Thanks, I see what you two mean. It didn't occur to me that programming with tensors can be so challenging and I thought the authors just big it up a little to motivate the work - as one does :)
It's more that programming with math is hard.

When communicating in mathematics you often assume the reader can understand precisely which mathematical object you're talking by extrapolating from ellipses "...". For example "the naturals are 1,2,3,4,..." or "the evens are 2,4,6,8,..."

Or I might tell you a shift matrix is something that looks like:

  [0 1 0 0 0]
  [0 0 1 0 0]
  [0 0 0 1 0]
  [0 0 0 0 1]
  [0 0 0 0 0]
And that single example with the suggestive naming should be enough for most people to understand what a shift matrix is for arbitrary size.

But if you want to explain what a shift matrix is to a computer, you must use a formal definition (and to do it idiomatically you need to know esoteric details like that numpy.diagonal takes in an offset parameter so you can do something like https://stackoverflow.com/a/30230801).

It would be nice if we can talk math with a computer in the same intuitive language we use with humans, just give it a few examples and it will generate the the rest and let you double check the formula is correct.

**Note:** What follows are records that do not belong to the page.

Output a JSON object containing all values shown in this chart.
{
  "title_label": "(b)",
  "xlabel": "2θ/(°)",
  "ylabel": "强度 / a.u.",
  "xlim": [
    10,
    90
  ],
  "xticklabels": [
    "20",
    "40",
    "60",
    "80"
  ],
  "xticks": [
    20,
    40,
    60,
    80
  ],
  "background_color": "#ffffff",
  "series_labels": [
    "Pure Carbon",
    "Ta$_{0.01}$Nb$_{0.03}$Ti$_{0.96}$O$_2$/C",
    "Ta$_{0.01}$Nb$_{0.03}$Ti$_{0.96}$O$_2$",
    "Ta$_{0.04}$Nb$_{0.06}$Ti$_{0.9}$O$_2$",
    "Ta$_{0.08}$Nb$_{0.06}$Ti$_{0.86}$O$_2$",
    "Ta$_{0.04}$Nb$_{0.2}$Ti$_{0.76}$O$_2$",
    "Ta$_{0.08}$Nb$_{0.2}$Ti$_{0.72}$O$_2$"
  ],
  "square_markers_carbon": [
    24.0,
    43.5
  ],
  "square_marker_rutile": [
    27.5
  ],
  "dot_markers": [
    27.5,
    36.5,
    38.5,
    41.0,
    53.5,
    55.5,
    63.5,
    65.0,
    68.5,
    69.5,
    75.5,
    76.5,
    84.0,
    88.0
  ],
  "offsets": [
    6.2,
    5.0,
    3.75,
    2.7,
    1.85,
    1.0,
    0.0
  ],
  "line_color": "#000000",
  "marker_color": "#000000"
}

So I see stuff like tf-coder as a great step, not for synthesizing programs we don't know how to solve, but for language translation: between math notation and programming notation.

I wonder whether the same effect could be achieved with a better designed programming language, though. If the problem is ambiguity- there's nothing stopping a programming language from accepting ambiguous statements, which of course it would then interpret unambigously, according to context. It's just that this takes a lot of work and it's really not the done thing in terms of programming languages as far as I can tell- for reasons of eficiency of parsing also, I think.

Anyway I guess I'm turnning into the typical stuffy academic who can't even begin to think of real-world applications, hah. Thanks for pointing out the practical uses of the work described in the article.

And the reason it's hard is because of how heavily tensorflow discourages flow control and reusable general purpose constructs for efficiency and differentiability reasons. Instead you have to use the list of blessed special purpose things.